I have this code which generates the RGB values from a hex code.
<script>
var s = "<?php the_field('phpvariableforcolour'); ?>";
var patt = /^#([\da-fA-F]{2})([\da-fA-F]{2})([\da-fA-F]{2})$/;
var matches = patt.exec(s);
var rgb = "rgb("+parseInt(matches[1], 16)+","+parseInt(matches[2], 16)+","+parseInt(matches[3], 16)+");";
alert(rgb);
</script>
I want to then apply the rgb variable (which is currently in an alert) to an inline css style where the RGB values appear e.g. rgba(0,0,0,0.0) : -
background-image: -webkit-linear-gradient(@origin, rgba(0,0,0,0.0), rgba(0,0,0,0.2));
background-image: -moz-linear-gradient(@origin, rgba(0,0,0,0.0), rgba(0,0,0,0.2));
background-image: -o-linear-gradient(@origin, rgba(0,0,0,0.0), rgba(0,0,0,0.2));
background-image: -ms-linear-gradient(@origin, rgba(0,0,0,0.0), rgba(0,0,0,0.2));
background-image: linear-gradient(@origin, rgba(0,0,0,0.0), rgba(0,0,0,0.2));
I can't see to find a way to do this, with jQuery I can add background-image, but not all these.
You could use the ".css()" function in jQuery.

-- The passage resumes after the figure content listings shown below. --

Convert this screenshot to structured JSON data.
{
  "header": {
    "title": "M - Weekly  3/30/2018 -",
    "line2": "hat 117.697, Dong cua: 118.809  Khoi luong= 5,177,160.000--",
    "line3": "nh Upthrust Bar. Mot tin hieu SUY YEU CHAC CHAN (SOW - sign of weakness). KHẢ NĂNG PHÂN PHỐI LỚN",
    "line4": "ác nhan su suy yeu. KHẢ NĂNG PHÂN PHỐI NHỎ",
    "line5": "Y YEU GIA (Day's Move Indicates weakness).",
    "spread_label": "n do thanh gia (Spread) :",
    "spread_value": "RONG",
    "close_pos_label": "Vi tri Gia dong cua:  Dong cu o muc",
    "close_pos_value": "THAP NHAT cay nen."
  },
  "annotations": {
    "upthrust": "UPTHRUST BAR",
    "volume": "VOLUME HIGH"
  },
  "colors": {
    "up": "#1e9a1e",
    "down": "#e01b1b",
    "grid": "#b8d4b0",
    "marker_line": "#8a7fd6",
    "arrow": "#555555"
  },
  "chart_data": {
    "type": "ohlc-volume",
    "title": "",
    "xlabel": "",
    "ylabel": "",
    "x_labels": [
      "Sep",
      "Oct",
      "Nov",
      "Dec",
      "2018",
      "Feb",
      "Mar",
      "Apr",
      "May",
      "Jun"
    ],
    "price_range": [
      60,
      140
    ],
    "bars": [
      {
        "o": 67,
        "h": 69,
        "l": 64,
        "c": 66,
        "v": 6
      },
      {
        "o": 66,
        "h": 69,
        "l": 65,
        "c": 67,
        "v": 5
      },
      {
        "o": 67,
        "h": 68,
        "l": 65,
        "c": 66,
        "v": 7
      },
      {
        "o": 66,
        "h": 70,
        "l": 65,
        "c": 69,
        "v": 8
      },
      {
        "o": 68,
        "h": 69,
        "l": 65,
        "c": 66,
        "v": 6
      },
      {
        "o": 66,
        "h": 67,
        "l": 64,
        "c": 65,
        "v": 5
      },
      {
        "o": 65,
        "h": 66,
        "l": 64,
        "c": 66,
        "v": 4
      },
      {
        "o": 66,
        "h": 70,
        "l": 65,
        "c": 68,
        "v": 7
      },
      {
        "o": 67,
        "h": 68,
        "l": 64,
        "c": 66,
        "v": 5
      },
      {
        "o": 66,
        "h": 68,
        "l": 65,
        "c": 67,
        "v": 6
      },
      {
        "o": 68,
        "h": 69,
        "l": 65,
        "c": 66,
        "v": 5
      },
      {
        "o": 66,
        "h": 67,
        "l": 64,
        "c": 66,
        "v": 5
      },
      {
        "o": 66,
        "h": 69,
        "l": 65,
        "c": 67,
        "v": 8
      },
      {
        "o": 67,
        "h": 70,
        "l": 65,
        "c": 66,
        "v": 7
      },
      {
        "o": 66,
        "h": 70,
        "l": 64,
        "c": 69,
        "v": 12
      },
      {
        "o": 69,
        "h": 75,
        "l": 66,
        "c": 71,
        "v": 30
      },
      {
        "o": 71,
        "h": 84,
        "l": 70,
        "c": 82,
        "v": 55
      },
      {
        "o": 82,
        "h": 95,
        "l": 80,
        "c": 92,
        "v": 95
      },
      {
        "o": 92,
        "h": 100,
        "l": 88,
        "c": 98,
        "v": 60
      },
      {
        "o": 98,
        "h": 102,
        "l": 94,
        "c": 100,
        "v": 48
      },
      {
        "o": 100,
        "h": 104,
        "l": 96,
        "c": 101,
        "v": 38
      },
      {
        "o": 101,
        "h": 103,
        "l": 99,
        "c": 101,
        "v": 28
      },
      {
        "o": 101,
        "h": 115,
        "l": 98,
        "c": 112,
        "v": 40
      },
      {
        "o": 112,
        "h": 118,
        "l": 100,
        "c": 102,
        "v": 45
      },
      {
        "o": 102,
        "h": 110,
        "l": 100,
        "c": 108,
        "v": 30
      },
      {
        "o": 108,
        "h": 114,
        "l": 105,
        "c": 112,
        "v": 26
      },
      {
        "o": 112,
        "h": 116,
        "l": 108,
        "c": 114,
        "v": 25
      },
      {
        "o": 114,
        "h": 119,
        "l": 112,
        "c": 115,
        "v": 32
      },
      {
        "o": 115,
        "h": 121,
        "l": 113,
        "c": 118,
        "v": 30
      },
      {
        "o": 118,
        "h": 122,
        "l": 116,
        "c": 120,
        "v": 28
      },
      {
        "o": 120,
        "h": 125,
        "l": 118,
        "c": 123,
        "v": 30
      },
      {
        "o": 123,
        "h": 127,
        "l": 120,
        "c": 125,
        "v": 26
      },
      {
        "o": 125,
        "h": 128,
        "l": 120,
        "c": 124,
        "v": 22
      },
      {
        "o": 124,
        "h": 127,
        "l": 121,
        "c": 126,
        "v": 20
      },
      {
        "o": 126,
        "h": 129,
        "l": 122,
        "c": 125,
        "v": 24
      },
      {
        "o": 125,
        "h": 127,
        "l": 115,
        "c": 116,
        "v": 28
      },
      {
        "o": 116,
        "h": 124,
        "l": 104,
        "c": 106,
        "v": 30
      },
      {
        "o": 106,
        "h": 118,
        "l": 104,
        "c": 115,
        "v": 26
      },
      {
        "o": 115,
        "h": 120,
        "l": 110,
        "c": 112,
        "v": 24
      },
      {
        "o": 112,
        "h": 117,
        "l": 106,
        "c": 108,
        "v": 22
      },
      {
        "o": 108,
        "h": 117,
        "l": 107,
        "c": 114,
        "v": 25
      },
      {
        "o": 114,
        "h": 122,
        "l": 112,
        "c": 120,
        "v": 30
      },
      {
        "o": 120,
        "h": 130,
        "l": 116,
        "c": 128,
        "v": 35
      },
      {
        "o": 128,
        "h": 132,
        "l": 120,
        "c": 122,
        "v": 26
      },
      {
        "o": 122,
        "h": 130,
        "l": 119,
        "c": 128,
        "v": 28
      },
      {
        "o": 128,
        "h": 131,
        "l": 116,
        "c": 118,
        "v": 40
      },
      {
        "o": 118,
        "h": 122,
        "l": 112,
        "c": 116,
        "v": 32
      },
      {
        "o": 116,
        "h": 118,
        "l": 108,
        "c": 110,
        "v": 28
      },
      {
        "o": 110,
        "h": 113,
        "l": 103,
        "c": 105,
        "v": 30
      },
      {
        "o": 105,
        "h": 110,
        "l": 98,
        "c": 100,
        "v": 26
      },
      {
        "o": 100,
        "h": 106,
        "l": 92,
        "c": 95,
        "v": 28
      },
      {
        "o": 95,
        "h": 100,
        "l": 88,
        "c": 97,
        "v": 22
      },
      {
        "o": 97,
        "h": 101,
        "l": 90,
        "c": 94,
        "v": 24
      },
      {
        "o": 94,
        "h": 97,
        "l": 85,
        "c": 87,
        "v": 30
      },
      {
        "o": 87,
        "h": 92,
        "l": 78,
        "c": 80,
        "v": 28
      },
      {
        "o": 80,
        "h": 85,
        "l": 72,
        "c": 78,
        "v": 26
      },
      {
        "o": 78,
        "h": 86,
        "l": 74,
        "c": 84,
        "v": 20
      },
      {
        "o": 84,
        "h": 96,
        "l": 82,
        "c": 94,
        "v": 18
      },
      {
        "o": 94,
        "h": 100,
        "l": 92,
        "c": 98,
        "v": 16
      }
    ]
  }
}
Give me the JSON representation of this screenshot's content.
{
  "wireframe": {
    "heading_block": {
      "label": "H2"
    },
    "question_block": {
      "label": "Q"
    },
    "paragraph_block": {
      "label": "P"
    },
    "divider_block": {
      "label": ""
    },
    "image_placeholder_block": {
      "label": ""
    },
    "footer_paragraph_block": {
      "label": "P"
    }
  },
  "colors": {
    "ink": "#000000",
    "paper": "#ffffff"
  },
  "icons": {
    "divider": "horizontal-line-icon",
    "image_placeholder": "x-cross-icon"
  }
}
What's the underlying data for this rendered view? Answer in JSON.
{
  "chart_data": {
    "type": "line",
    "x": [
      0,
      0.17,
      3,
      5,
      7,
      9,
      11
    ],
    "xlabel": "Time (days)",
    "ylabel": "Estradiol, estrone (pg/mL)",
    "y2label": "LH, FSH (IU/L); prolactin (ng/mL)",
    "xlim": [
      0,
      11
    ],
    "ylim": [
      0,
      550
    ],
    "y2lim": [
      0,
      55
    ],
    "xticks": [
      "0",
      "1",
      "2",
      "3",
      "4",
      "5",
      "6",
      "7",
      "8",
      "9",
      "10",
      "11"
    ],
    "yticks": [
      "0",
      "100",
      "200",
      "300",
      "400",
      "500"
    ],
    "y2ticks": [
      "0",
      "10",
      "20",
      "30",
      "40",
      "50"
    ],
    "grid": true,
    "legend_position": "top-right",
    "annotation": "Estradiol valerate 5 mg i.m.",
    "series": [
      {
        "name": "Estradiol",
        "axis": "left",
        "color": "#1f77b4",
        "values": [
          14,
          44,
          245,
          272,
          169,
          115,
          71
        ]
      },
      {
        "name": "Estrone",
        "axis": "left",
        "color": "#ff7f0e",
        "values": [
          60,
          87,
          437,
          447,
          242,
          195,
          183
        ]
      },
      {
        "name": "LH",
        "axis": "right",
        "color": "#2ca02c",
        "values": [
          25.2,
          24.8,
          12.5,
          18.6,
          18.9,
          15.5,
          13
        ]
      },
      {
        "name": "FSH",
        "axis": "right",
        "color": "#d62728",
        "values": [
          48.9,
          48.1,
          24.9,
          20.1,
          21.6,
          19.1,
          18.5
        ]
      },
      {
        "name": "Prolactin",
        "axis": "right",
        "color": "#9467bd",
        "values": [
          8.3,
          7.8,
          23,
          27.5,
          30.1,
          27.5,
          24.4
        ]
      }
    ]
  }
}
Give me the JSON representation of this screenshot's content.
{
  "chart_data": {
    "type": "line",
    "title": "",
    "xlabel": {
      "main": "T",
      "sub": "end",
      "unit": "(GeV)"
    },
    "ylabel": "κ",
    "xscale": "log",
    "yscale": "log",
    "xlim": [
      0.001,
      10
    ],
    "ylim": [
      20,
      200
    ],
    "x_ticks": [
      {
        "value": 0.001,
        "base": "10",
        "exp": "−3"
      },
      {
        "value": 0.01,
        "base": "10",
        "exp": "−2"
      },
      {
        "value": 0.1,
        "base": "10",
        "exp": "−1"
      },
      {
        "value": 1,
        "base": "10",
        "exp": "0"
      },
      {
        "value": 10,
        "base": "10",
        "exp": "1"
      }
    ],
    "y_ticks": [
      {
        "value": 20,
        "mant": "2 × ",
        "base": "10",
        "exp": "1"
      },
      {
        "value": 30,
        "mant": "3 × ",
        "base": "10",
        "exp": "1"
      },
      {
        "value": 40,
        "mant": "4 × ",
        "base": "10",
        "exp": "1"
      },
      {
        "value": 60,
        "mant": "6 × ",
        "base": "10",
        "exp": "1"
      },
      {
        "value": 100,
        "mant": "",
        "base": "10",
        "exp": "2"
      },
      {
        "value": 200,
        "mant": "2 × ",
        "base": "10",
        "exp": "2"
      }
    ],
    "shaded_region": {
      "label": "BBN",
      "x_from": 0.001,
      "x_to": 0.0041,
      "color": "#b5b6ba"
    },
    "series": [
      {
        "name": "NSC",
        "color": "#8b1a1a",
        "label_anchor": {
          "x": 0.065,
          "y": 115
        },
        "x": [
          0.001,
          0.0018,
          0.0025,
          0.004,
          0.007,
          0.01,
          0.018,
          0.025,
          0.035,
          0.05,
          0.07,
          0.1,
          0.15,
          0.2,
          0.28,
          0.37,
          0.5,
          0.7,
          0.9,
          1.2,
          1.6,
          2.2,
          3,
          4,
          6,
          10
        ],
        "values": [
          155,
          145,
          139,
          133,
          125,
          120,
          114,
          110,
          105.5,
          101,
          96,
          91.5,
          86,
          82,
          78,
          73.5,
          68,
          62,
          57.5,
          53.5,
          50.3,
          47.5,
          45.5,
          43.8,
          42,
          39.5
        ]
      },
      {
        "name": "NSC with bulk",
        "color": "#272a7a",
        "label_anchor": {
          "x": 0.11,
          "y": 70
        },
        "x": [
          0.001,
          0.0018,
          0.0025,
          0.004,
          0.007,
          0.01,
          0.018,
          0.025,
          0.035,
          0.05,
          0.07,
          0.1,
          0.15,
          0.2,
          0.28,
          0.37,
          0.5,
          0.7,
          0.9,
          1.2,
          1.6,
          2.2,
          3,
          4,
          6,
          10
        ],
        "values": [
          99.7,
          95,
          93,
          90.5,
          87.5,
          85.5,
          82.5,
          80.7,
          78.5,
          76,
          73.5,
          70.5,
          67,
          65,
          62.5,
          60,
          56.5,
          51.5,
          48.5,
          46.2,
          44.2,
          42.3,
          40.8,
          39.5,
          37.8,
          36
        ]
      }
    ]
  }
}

http://jsbin.com/vukize/1/edit?js,output
the HTML I used:
<!DOCTYPE html>
<html>
<head>
<script src="//code.jquery.com/jquery-2.1.1.min.js"></script>
<meta charset="utf-8">
<title>jQuery inline RGB Values</title>
</head>
<body>
<div id="colorObject"></div>
</body>
</html>
the jQuery:
var rgba = "rgba(110,131,37,0.5)";
var rgbaTwo = "rgba(10,131,37,1)";
$('#colorObject').css({
'background' : '-webkit-linear-gradient(left,' + rgba + ', ' + rgbaTwo + ')',
'background' : '-moz-linear-gradient(left,' + rgba + ', ' + rgbaTwo + ')',
'background' : '-o-linear-gradient(left,' + rgba + ', ' + rgbaTwo + ')',
'background' : '-ms-linear-gradient(left,' + rgba + ', ' + rgbaTwo + ')',
'background' : 'linear-gradient(to right,' + rgba + ', ' + rgbaTwo + ')'
});
edit: Looks like a couple people beat me to it. ;)
double edit:
So, it seems the problem is a semicolon where it shouldn't be if it's being used in a css(); function.
Change:
var rgb = "rgb("+parseInt(matches[1], 16)+","+parseInt(matches[2], 16)+","+parseInt(matches[3], 16)+");";
to:
var rgb = "rgb("+parseInt(matches[1], 16)+","+parseInt(matches[2], 16)+","+parseInt(matches[3], 16)+")";
Now using it as a variable in a css(); function will work.